System Shock 2, oynanış açısından ilk oyuna oldukça benziyor. Birinci şahıs perspektifinden oynanan bu oyunda, klasik İngiliz anahtarımızın yanı sıra tabanca, pompalı tüfek ve lazer silahı gibi çeşitli silahları kullanabiliyoruz. Bunun yanı sıra, bu sefer psişik güçler ve farklı uzaylı silahları da devreye giriyor. İlk oyundan ayrılan en önemli özelliklerden biri, artık daha fazla RPG (rol yapma oyunu) unsurlarının varlığı. Örneğin, bazı zırhları giyebilmek için karakterimizi geliştirmemiz, bazı silahları kullanabilmek için ise çeşitli yeteneklerimizi artırmamız gerekiyor. En belirgin değişikliklerden biri, silahların kullanıldıkça aşınması ve zamanla bozulup kullanılamaz hale gelmesi. Eğer tamir yeteneğiniz varsa, onları bir nebze onarabiliyorsunuz; ancak tüm yetenek puanlarını bu özelliğe yatırmak riskli bir tercih olabilir. Silahları sürekli tamir etmek zorunda kalmak oldukça can sıkıcı bir durum.

Yılların İzleri

Eğer System Shock 2’yi daha önce oynadıysanız, burada anlattıklarım size tanıdık gelecektir. Oyun, tam olarak hatırladığınız gibi, ancak birkaç güncellemeyle birlikte. Grafikler daha yüksek çözünürlükte, kaplamalar daha iyi, kontroller daha akıcı (artık geri gitmek için X’e basmanıza gerek yok), elden geçirilmiş ara sahneler, kontrolcü desteği ve yeni karakter ile silah modellemeleri mevcut. Ayrıca, 144 FPS’de çalışması ve zamanında düzgün çalışmayan kooperatif desteğini bu kez başarıyla sunması da önemli bir artı. Tüm bunların yanı sıra, oyun, hikaye ve seslendirmeler açısından da hatırladığınız gibi. Çünkü bu, tam anlamıyla bir remake değil; bir remaster… Dolayısıyla, System Shock Remake’i oynadıktan sonra benzer bir deneyim arayışına girecek olursanız, hayal kırıklığına uğrayabilirsiniz. Unutmayın ki, bu oyun, Half-Life ve Thief’ten sadece bir yıl sonra, Deus Ex’ten ise bir yıl önce piyasaya sürüldü. Yaşını artık iyice belli ediyor; bu da en çok çatışma mekaniklerinde kendini gösteriyor. Eğer oyunu ilk kez oynuyorsanız, yakın dövüş sahnelerinde düşmanların hantal hareketleri ve vuruş hissiyatının eksikliği sizi bir miktar soğutabilir.

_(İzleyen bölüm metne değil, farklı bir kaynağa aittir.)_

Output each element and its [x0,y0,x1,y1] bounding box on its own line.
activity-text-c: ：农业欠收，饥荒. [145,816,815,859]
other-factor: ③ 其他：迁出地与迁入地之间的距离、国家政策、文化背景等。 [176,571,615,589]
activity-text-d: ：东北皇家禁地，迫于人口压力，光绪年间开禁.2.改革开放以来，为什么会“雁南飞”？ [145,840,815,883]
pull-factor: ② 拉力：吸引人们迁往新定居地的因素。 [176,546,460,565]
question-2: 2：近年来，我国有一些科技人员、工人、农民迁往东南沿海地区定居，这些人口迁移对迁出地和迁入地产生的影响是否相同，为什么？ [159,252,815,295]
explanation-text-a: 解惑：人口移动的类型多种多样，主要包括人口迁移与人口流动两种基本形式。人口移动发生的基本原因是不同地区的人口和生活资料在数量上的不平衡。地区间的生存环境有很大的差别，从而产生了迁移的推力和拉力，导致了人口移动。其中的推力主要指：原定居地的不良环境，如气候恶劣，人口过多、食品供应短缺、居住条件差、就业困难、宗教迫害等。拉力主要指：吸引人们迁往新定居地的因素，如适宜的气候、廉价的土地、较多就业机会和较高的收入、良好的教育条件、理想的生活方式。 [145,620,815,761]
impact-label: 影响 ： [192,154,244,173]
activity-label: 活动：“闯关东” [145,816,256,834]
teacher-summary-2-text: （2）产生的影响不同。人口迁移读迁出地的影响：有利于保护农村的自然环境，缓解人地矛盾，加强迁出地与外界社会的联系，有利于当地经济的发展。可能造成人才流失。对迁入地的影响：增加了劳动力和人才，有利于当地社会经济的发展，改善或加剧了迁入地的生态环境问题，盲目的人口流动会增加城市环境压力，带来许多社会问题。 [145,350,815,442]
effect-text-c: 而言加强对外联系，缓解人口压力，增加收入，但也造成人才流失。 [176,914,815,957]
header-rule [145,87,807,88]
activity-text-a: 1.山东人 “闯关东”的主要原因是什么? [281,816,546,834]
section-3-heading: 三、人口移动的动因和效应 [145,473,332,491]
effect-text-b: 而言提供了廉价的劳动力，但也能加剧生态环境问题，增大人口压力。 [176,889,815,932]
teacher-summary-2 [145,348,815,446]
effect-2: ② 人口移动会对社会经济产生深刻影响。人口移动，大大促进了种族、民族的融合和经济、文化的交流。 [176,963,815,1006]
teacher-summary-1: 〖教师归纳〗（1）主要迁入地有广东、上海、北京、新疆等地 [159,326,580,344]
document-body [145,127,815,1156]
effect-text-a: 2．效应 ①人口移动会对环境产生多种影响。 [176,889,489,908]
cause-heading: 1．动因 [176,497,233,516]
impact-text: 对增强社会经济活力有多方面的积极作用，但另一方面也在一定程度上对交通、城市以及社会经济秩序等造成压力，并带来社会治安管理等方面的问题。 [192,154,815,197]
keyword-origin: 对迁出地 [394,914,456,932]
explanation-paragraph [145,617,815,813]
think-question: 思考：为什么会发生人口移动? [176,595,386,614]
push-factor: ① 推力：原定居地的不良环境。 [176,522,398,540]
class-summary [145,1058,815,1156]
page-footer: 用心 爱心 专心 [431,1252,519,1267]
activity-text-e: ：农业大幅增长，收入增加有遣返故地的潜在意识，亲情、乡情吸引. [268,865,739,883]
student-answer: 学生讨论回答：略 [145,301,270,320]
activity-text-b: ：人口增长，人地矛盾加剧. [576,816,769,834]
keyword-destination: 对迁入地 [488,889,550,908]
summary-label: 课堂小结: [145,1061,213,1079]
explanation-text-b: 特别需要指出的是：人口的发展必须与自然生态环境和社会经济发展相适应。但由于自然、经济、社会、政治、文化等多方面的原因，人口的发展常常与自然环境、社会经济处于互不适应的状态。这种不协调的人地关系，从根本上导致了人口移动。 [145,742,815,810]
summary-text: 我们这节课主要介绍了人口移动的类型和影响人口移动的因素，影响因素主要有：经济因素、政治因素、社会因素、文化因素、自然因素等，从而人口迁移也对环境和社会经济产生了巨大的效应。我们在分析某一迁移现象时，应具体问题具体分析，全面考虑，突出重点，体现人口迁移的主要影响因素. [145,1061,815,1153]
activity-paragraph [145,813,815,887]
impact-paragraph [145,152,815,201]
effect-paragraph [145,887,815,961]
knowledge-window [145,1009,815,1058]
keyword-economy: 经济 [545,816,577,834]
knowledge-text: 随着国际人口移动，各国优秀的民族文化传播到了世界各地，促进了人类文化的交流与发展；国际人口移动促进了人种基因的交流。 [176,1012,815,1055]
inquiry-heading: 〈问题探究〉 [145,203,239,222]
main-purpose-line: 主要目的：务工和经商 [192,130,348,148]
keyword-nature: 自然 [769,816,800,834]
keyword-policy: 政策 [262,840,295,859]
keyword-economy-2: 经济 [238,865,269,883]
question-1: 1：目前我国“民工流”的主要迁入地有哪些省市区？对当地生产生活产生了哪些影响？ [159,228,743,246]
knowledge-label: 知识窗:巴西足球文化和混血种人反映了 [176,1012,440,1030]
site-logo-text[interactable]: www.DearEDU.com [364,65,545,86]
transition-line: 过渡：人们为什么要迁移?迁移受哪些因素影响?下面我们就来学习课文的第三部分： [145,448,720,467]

Öte yandan, BioShock’un temellerinin nereden geldiğini görmek isteyenler için eşsiz bir fırsat sunuyor bu remaster. İki oyun arasındaki benzerlikler dikkat çekici. Psişik güçler ve plazmidler, hacklenebilen taretler ve otomatlar, öldüğünüzde tekrar canlanmanızı sağlayan odacıklar, ses kayıtları ve hayaletsel görüntülerle anlatılan hikaye, mutasyona uğramış insan düşmanlar… Ve tabii ki karmaşık bir senaryo.

Teknik anlamda da gayet başarılı bir remaster ile karşı karşıyayız. Ana menüdeki küçük takılmaları saymazsak, oyun süresi boyunca tek bir hata ile bile karşılaşmadım. Sonuç olarak, ister serinin sıkı bir hayranı olun, ister bu kült klasikle ilk kez tanışacak birisi, System Shock 2’yi günümüzde oynamanın en iyi yolu kesinlikle bu remaster’dır.